A simple reminder for a calmer way of living

Hi [FIRST NAME GOES HERE],

Last weekend, our home was full. We had family over for an early Christmas gathering, and before long, six little children aged three, four, and five had arranged themselves in a neat semicircle around the Christmas tree. They were waiting. Hopeful. Excited. Very focused on the possibility of a gift.

Then one particularly wise four-year-old turned to the others and declared, quite firmly:

“You get what you get, and you don’t get upset.”

It stopped me in my tracks.

I’ve found myself returning to those words again and again over the past few days. And I can’t help wondering what might shift if we applied that simple rule to other areas of our lives.

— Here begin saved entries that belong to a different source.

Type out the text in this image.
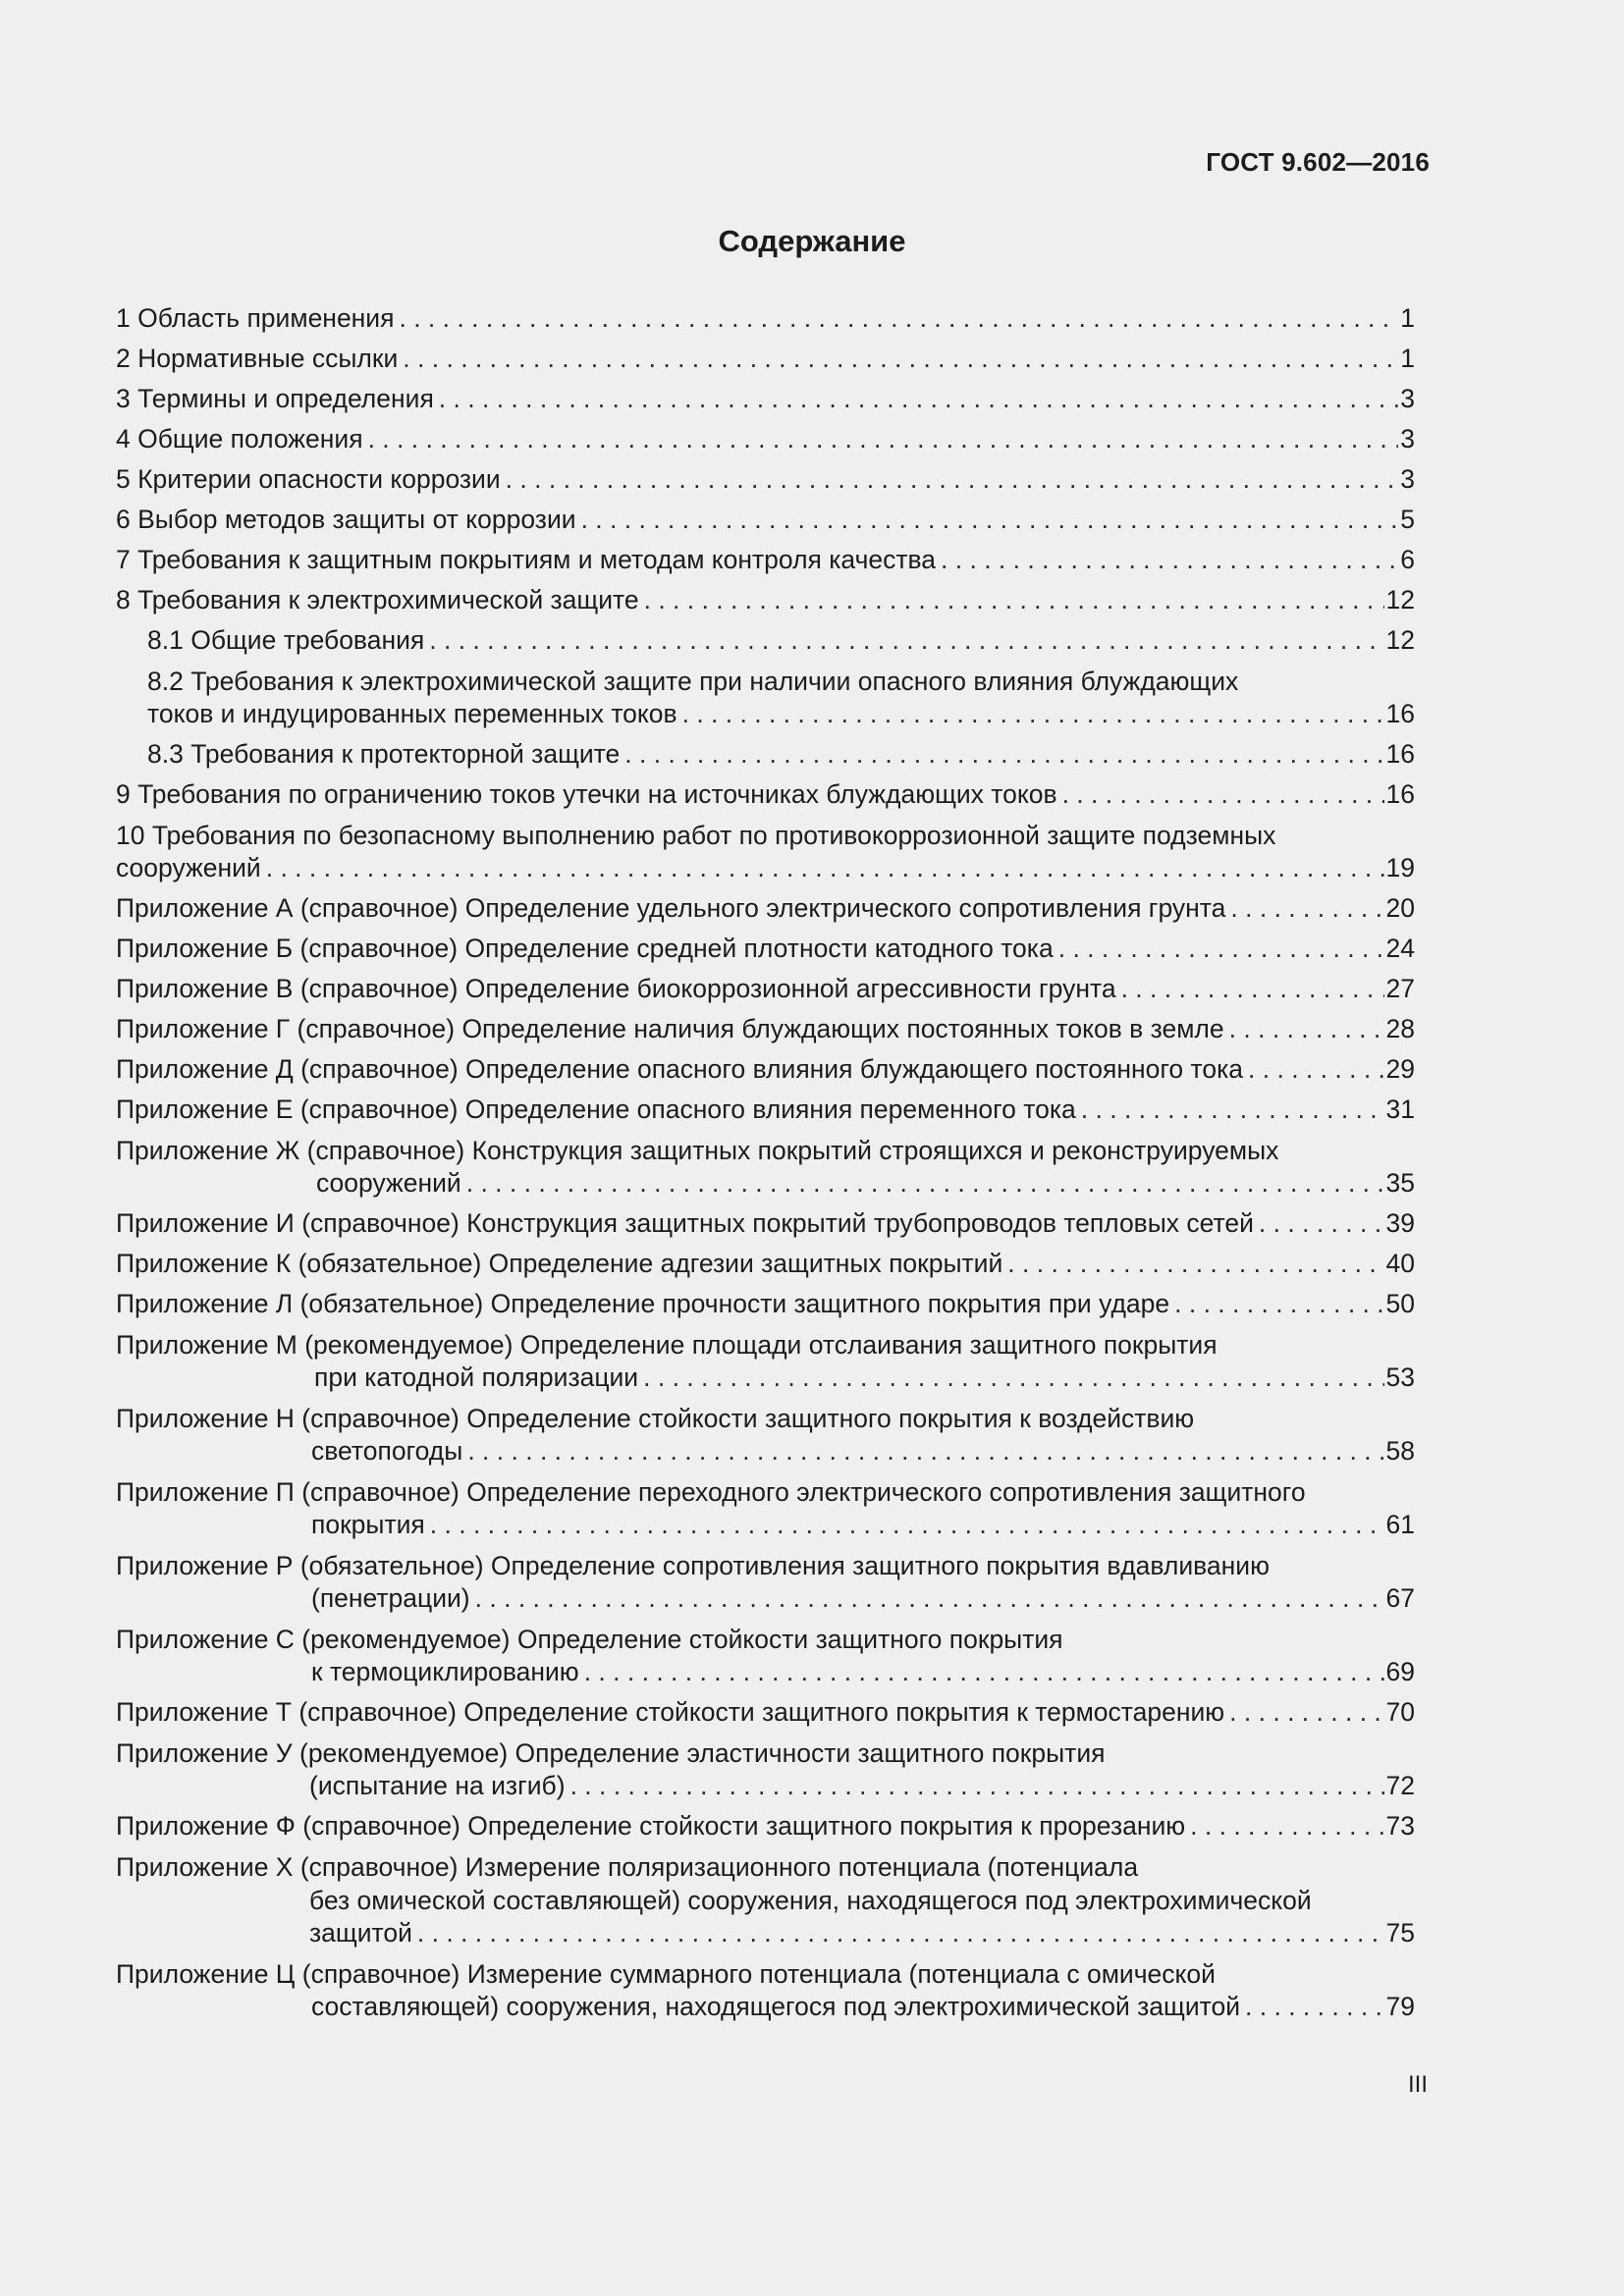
ГОСТ 9.602—2016
Содержание
1 Область применения . . .	1
2 Нормативные ссылки . . .	1
3 Термины и определения . . .	3
4 Общие положения . . .	3
5 Критерии опасности коррозии . . .	3
6 Выбор методов защиты от коррозии . . .	5
7 Требования к защитным покрытиям и методам контроля качества . . .	6
8 Требования к электрохимической защите . . .	12
8.1 Общие требования . . .	12
8.2 Требования к электрохимической защите при наличии опасного влияния блуждающих
токов и индуцированных переменных токов . . .	16
8.3 Требования к протекторной защите . . .	16
9 Требования по ограничению токов утечки на источниках блуждающих токов . . .	16
10 Требования по безопасному выполнению работ по противокоррозионной защите подземных
сооружений . . .	19
Приложение А (справочное) Определение удельного электрического сопротивления грунта . . .	20
Приложение Б (справочное) Определение средней плотности катодного тока . . .	24
Приложение В (справочное) Определение биокоррозионной агрессивности грунта . . .	27
Приложение Г (справочное) Определение наличия блуждающих постоянных токов в земле . . .	28
Приложение Д (справочное) Определение опасного влияния блуждающего постоянного тока . . .	29
Приложение Е (справочное) Определение опасного влияния переменного тока . . .	31
Приложение Ж (справочное) Конструкция защитных покрытий строящихся и реконструируемых
сооружений . . .	35
Приложение И (справочное) Конструкция защитных покрытий трубопроводов тепловых сетей . . .	39
Приложение К (обязательное) Определение адгезии защитных покрытий . . .	40
Приложение Л (обязательное) Определение прочности защитного покрытия при ударе . . .	50
Приложение М (рекомендуемое) Определение площади отслаивания защитного покрытия
при катодной поляризации . . .	53
Приложение Н (справочное) Определение стойкости защитного покрытия к воздействию
светопогоды . . .	58
Приложение П (справочное) Определение переходного электрического сопротивления защитного
покрытия . . .	61
Приложение Р (обязательное) Определение сопротивления защитного покрытия вдавливанию
(пенетрации) . . .	67
Приложение С (рекомендуемое) Определение стойкости защитного покрытия
к термоциклированию . . .	69
Приложение Т (справочное) Определение стойкости защитного покрытия к термостарению . . .	70
Приложение У (рекомендуемое) Определение эластичности защитного покрытия
(испытание на изгиб) . . .	72
Приложение Ф (справочное) Определение стойкости защитного покрытия к прорезанию . . .	73
Приложение Х (справочное) Измерение поляризационного потенциала (потенциала
без омической составляющей) сооружения, находящегося под электрохимической
защитой . . .	75
Приложение Ц (справочное) Измерение суммарного потенциала (потенциала с омической
составляющей) сооружения, находящегося под электрохимической защитой . . .	79
III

What if we accepted what is, a little more often, instead of exhausting ourselves wishing it were different?

When We Resist What Is

So much of our stress comes from fighting reality.
We push against outcomes we don’t like.
We replay conversations.
We wish people behaved differently.
We resist the season we’re in.

It reminds me of the old saying, “Don’t sweat the small stuff. And it’s all small stuff.”

When we get caught up in frustration, disappointment, or unmet expectations, our brains shift into threat mode. We become tense, reactive, and depleted. But acceptance does something different. It calms the nervous system. It creates space. It frees up energy for what actually matters.

Acceptance doesn’t mean giving up.
It means choosing peace over constant resistance.

A Brain-Friendly Shift

When we practise acceptance, we reduce cognitive load. The brain no longer has to work overtime trying to control what cannot be controlled. Instead, we can redirect our focus to what we can influence.

Our attitude.
Our response.
Our next small step.

Sometimes, the most powerful leadership we can show is self-leadership. The ability to say, “This is what I have right now, and I can work with it.”

This Week’s Reflection Activity

Where in your life are you getting caught up in frustration over something small?

Ask yourself:
Is this worth my energy?
What would change if I accepted this instead of fighting it?

You might like to try this simple practice:
When something doesn’t go your way this week, pause and quietly repeat:
“I get what I get, and I don’t get upset.”

Notice what softens.

A Thought to Sit With

Acceptance is not about lowering standards.
It’s about releasing unnecessary stress.

Sometimes peace comes not from changing the situation, but from changing how tightly we hold it.